We can couple this with the inverse fourier tranform to turn the problem of calculating $n$ convolutions into the problem of calculating $n$ multiplications.

Indeed, by the theorem we have $\mathfrak D[f_n] = {\left(\mathfrak D[f_1]\right)}^n$. Then, with the inverse fourier transform, we can recover

$$f_n(m) = \frac 1{2\pi}\int_0^{2\pi} \mathfrak D[f_n](\omega)\, e^{i\omega m} \, d\omega = \frac 1{2\pi}\int_0^{2\pi}{\big(\mathfrak D[f_1](\omega)\big)}^n e^{i\omega m} \, d\omega.\tag{1}$$

Now, $\mathfrak D[f_1]$ is a power series of $e^{-i\omega}$, and it's a good exercise to check that, for this kind of function, the integral $(1)$ yields the coefficient of $e^{-i\omega m}$.

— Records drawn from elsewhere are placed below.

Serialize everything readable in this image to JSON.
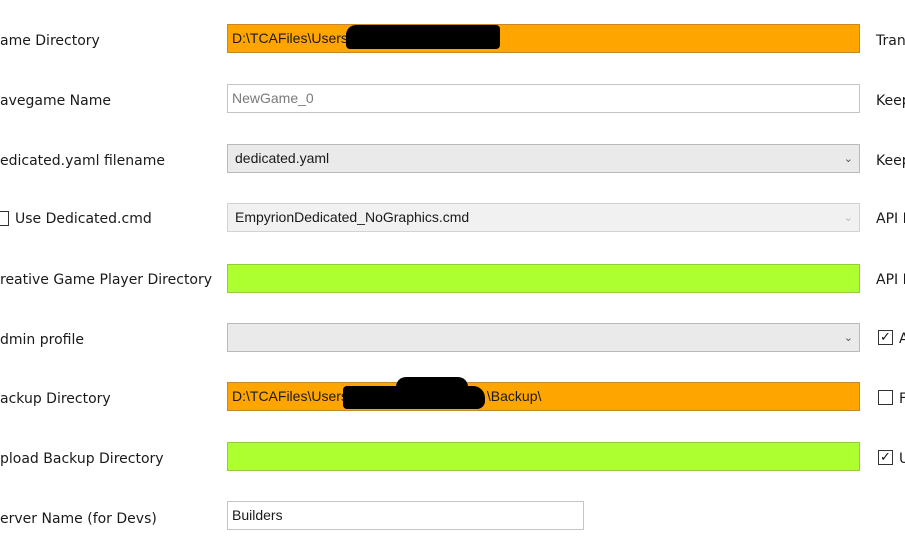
{
  "labels": {
    "game_dir": "ame Directory",
    "savegame": "avegame Name",
    "dedicated_yaml": "edicated.yaml filename",
    "use_dedicated": "Use Dedicated.cmd",
    "creative": "reative Game Player Directory",
    "admin": "dmin profile",
    "backup": "ackup Directory",
    "upload": "pload Backup Directory",
    "server_name": "erver Name (for Devs)"
  },
  "fields": {
    "game_dir_value": "D:\\TCAFiles\\Users",
    "savegame_placeholder": "NewGame_0",
    "dedicated_yaml_value": "dedicated.yaml",
    "dedicated_cmd_value": "EmpyrionDedicated_NoGraphics.cmd",
    "admin_value": "",
    "backup_value_start": "D:\\TCAFiles\\Users",
    "backup_value_end": "\\Backup\\",
    "server_name_value": "Builders"
  },
  "right_labels": {
    "r1": "Trans",
    "r2": "Keep",
    "r3": "Keep",
    "r4": "API I",
    "r5": "API F",
    "r6": "A",
    "r7": "F",
    "r8": "U"
  },
  "icons": {
    "check": "✓",
    "chevron": "⌄"
  },
  "checkboxes": {
    "use_dedicated": false,
    "right_a": true,
    "right_f": false,
    "right_u": true
  },
  "colors": {
    "orange": "#ffa500",
    "green": "#adff2f"
  }
}
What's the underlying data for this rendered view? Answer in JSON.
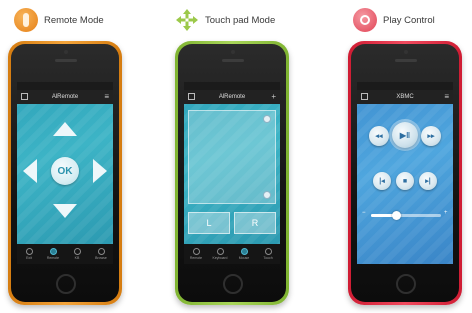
{
  "panels": [
    {
      "heading": "Remote Mode",
      "app_title": "AlRemote",
      "center_button": "OK",
      "tabs": [
        "Exit",
        "Remote",
        "KB",
        "Browse"
      ],
      "active_tab": 1,
      "phone_color": "#e9931f",
      "heading_icon_color": "#f0962a",
      "icon": "remote-control-icon"
    },
    {
      "heading": "Touch pad Mode",
      "app_title": "AlRemote",
      "left_click": "L",
      "right_click": "R",
      "tabs": [
        "Remote",
        "Keyboard",
        "Mouse",
        "Touch"
      ],
      "active_tab": 2,
      "phone_color": "#8fc63f",
      "heading_icon_color": "#9cc94a",
      "icon": "move-arrows-icon"
    },
    {
      "heading": "Play Control",
      "app_title": "XBMC",
      "volume_level": 0.35,
      "phone_color": "#e3243d",
      "heading_icon_color": "#e8505f",
      "icon": "music-disc-icon"
    }
  ]
}
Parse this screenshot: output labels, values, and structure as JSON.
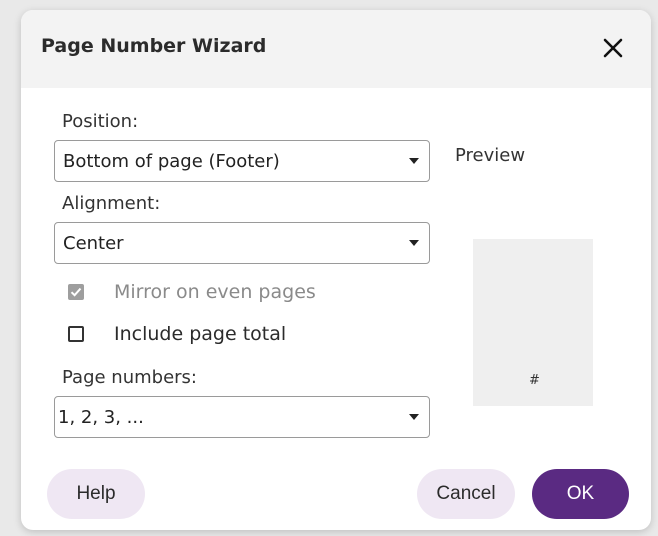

With $x = e^{-i\omega}$, we hence have $\mathfrak D[f_1](\omega) = x + 1 + \frac1x,$ and therefore

$$f_n(m) = \left[x^m\right]\left(x + 1 + \frac1x\right)^n. \tag{2}$$

As a side note, you can easily see here the connection with the solution you found. Indeed, we have that $$\begin{align}\left[x^m\right]\left(x + 1 + \frac1x\right)^n &= \left[x^m\right]\left(\frac{x^2 + x + 1}x\right)^n \\&= \left[x^m\right]\left(\frac{\left(x^2 + x + 1\right)^n}{x^n}\right) \\&= \left[x^{m+n}\right]\left(x^2 + x + 1\right)^n \end{align}$$ I do prefer the formulation in $(2)$; I find it better highlights the problem's symmetry about $m=0$.

Now, calculating this is a matter of combinatorics.

In each of the $n$ factors of the product $\left(x + 1 + \frac1x\right)^n$, we must choose one of $x$, $1$ or $1/x$, and the overall product must be $x^m$. Let $a_{-1}$ be the number of $x^{-1}$ we choose, and similarly for $a_0$ and $a_1$. Then, these numbers must satisfy the equations

$$a_{-1}+a_0+a_1 = n \quad\text{ and }\quad a_1 - a_{-1} = m.$$

Subtracting them, we find $a_0 + 2a_{-1} = n - m$, so that $a_0 \equiv n - m \pmod 2$ and $a_0 \leqslant n - m$. Choosing a value for $a_0$ that satisfies these constraints then determines the values of $a_{-1}$ and $a_1$:

$$\begin{align} a_{-1} &= \frac{n-m-a_0}2, \\a_{1} &= \frac{n+m-a_0}2. \end{align}$$

Accounting also for the different orders in which we can choose the factors, we hence have

$$f_n(m) = \sum_{\substack{0\,\leqslant\, t \,\leqslant\, n-m\\t\,\equiv\, n-m\pmod 2}} \frac{n!} {t!{\left(\frac{n+m-t}2\right)}!{\left(\frac{n-m-t}2\right)}!}.$$

You can specialize the formula depending on the parity of $n-m$ to get a 'traditional' index on the summation, but this is the gist of it.